Opposing view: "Some would argue that Phil's death was 'just desserts'. Others would say having Tony live, stand trial, and serve prison time (due to Carlo's testimony) would be 'just desserts'. This is purely subjective."
Fair enough. It
is purely subjective. To me, this was a show where key villains (including not least of all Tony) literally got away with murder, repeatedly and shamelessly, while the innocents (ranging from a waiter unhappy with his tip, to a pregnant stripper, to a dude on a motorcycle, to the Buccos, to Adrianna, to a Rutgers student on a bike, to name just a few -- let alone the wives and children wrecked by immersion in the lifestyle) were the ones who suffered most. There was a very limited code of justice among these thieves, but only when honor coincided with self-preservation.
But to me, this is essential in how people view Tony's fate. To some extent, it depends on whether the show saw a world that allows for karmic payback, or whether its world was dirty, random and often inexplicable.
(By coincidence, as I type this, I'm listening to a Fresh Air podcast where Terri Gross interviewed David Chase in 2000. Chase states: "I don't really believe that whacking is that endemic to -- what I want to show is his daily life." That's what he showed, and that's how the series ended.)
I wrote: "The makers filmed an ending implying that he was shot, then rejected it."

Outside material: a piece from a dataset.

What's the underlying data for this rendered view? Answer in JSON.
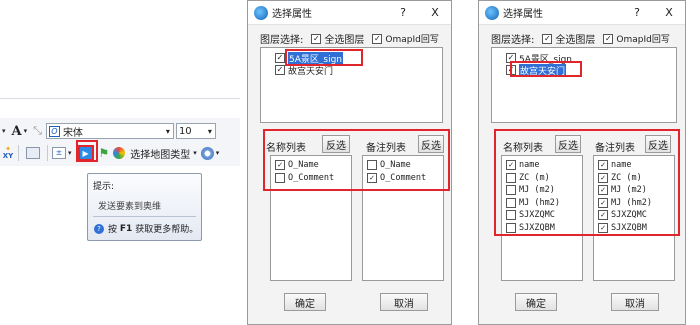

Opposing view: "Actually, this could imply exactly the opposite: that Chase's own true feelings are that Tony does die, but he wants it to remain ambiguous enough to allow other interpretations. The original ending (as shot) leaned too heavily towards Chase's own 'Tony dies' suggestion, so Chase just cut it differently to leave it slightly more open-ended. It proves nothing else."
This is my weakest point. I don't know that it clearly cuts one way or the other, and I shouldn't have stated this so confidently. Peter Bogdonovich has said that he filmed a scene where he comforts Melfi. Whether there is any significance to discarded footage, or whether Chase just filmed a bunch of stuff so that the actors were left in the dark about what happened, is anyone's guess. It could be that he originally intended to end with the death but found the conclusion unsatisfying or unworkable. Final sequences are recut all the time. We're left with what we have, which may be hard to swallow. What we have is people eating dinner.
As a postscript, I should add that the fun of a great book or movie often is the ambiguity. A novelist or director finishes his project, unleashes it, and from that point forward it belongs to all of us. We intepret differently. In arguing this position, I'm not trying to deny that to anyone who loved
The Sopranos (as we all seem to have) and read it differently -- it's more that I think the Death Theory is a wildcard and I'm mystified by the vehemence of its proponents.